22/05/2016 Sainte Trinité

EPUdF à Carcassonne

Dimanche de la Sainte-Trinité

22 mai 2016

Prédication d'André Bonnery

Jn 16, 12-15.


 

Chez les protestants on n’aime pas les vérités toutes faites, celles que l’on vous présente, « bien ficelées » : voilà ce qu’il faut croire. Surtout si l’on ajoute, lorsque l’on a du mal à comprendre : « c’est un mystère » ! On a bien raison de se méfier de cette vue des chose, car Jésus seul est la Vérité. Quant à nous, nous essayons de cheminer vers la vérité.

Les protestants se méfient des dogmes qui prétendent enfermer la Vérité et ils ont bien raison. Le message évangélique est beaucoup trop riche pour être enfermé dans des formulations dogmatiques.

Souvent, dans les cercles d’études bibliques ou dans les discussions à bâtons rompus, j’ai entendu dire : « Moi, la Trinité, je ne vois pas trop. Le Père, ça peut aller. Le Fils, je comprends mieux, mais le Saint-Esprit… » Même si l’on remplace Esprit par souffle, rouah ou pneuma, est-ce plus clair ?

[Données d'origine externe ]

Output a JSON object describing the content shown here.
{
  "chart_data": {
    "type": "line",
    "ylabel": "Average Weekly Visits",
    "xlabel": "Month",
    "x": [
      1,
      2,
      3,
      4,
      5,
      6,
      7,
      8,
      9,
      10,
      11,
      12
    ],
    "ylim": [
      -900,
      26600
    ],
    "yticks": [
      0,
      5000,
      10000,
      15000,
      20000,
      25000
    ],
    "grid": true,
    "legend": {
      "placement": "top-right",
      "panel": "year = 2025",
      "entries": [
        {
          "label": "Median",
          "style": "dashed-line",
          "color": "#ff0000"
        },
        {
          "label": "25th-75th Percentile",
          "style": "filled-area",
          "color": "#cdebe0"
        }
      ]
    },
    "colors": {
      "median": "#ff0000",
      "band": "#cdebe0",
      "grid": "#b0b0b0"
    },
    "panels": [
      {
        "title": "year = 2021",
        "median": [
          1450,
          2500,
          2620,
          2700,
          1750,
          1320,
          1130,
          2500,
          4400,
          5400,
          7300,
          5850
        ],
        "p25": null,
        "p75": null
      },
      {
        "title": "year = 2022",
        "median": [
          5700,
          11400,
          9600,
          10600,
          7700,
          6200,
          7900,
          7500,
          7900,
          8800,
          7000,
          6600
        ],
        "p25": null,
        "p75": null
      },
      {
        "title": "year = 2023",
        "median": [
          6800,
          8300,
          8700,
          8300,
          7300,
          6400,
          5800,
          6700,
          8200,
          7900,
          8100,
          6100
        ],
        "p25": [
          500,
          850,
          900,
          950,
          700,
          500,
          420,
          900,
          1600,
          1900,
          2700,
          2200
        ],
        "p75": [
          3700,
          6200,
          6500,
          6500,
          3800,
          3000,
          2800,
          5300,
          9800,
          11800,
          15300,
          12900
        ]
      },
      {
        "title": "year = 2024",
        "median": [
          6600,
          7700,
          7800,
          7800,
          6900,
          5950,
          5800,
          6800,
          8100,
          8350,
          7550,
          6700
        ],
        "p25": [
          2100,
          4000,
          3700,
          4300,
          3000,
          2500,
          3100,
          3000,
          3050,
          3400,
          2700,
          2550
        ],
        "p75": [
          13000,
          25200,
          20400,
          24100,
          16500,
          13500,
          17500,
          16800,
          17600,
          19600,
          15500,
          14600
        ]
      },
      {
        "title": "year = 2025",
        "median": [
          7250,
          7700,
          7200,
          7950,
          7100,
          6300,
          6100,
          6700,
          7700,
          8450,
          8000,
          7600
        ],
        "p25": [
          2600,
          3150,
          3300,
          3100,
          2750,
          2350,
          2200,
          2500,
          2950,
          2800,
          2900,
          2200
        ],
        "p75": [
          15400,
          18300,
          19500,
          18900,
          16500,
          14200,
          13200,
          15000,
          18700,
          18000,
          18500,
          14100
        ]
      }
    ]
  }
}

En fait, les chrétiens ont mis bien longtemps avant d’utiliser le mot de Trinité. Le premier à l’employer, c’est Tertullien, vers l’an 200. Puis Origène, à peine un peu plus tard. Quand à faire de la Trinité un dogme, il a fallu attendre les Conciles de Nicée et Constantinople, au IV° siècle (trois cent cinquante ans après la mort de Jésus).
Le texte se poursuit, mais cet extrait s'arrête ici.